Power struggle may arise in Saudi Arabia after Mohammad bin Salman's promotion

  • A power struggle in Saudi Arabia cannot be ruled out following the promotion of deputy crown prince Mohammad bin Salman to crown prince, analysts said.

The elevation of Saudi Arabia's deputy crown prince Mohammad bin Salman to crown prince, a position that places the 31 year old next in line to the throne, could be met with resistance at home.

Announced by a royal decree published by state news agency SPA on Wednesday, bin Salman's promotion comes at the expense of 57 year-old crown prince and interior minister Muhammad bin Nayef, who has been relieved of all positions, SPA said.

A potentially violent power struggle in the future cannot be ruled out as it's not clear whether bin Nayef will go quietly, Peter Sluglett, visiting research professor at the Middle East Institute of the National University of Singapore, told CNBC on Wednesday.

"Generally speaking, the (royal) succession has proceeded in a fairly orderly manner, first through sons of the Kingdom's founder Abdulaziz and then to grandsons more or less in order of age, so this is quite a shocker in terms of precedence."

Bin Salman, one of the King's 12 sons, has been making international waves over the past year, with his Vision 2030 statement and the related National Transformation Plan — a program aimed at diversifying the Saudi economy away from energy over the next decade. He was also deemed a key player in Riyadh's decision to isolate Qatar amid allegations that Doha's ruling family supported terrorism.

Saudi Arabian Prince Mohammad bin Salman.
Dursun Aydemir | Andalou Agency | Getty Images
Saudi Arabian Prince Mohammad bin Salman.

Bin Nayef, meanwhile, has maintained a low profile since his accession to the nation's number-two post and the contrast between his quiet attitude and his cousin's high profile has been widely commented on at home, the Brookings Institution said in a 2016.

Known for his work as Saudi's counter-terror chief, bin Nayef still maintains a loyal following within the state apparatus, so it was not immediately clear whether he would comply with the royal decree or launch a soft coup in retaliation.
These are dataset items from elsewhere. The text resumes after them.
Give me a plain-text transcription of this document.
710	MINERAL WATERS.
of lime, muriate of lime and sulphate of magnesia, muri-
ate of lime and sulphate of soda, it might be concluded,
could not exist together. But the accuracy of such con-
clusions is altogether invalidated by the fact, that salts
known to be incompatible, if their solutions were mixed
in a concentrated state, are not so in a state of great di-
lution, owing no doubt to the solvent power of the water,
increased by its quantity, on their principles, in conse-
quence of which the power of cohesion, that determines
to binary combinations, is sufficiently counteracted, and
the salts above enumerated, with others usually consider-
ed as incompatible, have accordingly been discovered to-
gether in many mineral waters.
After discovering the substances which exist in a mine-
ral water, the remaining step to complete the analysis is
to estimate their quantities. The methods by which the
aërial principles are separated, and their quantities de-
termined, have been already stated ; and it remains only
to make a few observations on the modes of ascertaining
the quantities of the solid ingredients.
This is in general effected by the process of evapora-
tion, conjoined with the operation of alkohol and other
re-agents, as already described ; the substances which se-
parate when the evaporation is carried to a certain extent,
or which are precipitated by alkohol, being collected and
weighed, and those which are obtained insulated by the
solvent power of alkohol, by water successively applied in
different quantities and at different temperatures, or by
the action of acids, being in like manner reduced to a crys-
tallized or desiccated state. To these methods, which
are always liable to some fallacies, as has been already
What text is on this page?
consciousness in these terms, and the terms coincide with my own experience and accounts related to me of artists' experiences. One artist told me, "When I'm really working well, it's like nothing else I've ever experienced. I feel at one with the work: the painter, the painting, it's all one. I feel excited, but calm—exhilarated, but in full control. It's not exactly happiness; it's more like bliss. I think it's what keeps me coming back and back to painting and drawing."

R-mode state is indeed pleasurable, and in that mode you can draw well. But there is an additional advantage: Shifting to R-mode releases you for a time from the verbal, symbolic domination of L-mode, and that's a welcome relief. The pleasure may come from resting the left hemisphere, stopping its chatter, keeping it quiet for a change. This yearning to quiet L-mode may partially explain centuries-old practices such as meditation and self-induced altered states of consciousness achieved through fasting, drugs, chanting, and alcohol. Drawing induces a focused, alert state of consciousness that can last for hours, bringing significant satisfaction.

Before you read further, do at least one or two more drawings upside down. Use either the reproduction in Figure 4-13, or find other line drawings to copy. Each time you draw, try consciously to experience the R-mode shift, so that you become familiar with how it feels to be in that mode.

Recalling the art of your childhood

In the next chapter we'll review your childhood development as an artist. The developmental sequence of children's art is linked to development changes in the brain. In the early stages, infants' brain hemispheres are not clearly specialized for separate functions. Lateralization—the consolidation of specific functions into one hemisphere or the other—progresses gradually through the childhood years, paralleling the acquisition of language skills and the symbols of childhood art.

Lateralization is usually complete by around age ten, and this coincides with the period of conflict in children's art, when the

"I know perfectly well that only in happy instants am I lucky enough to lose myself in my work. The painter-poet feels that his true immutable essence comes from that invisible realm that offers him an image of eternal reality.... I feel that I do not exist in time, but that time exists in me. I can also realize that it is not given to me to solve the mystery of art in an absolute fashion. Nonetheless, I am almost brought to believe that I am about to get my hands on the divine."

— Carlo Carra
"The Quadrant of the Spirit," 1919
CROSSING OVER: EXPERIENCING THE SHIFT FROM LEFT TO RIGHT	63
Because bin Salman's tapping as the Kingdom's next leader comes before King Salman's death, that could cause further divisions within the royal family and lead to a contested royal succession turning violent, the Council on Foreign Relations wrote in May in response to speculation about a possible promotion for the young prince.

"His growing portfolio of responsibilities, which ranges from defense minister to head of the economic council, has been gained at the expense of more senior members of the royal family, reportedly causing considerable resentment," the think-tank warned in that note.

Whether or not bin Salman's succession turns into a more serious matter will depend on the success of recent domestic reform initiatives, the note continued.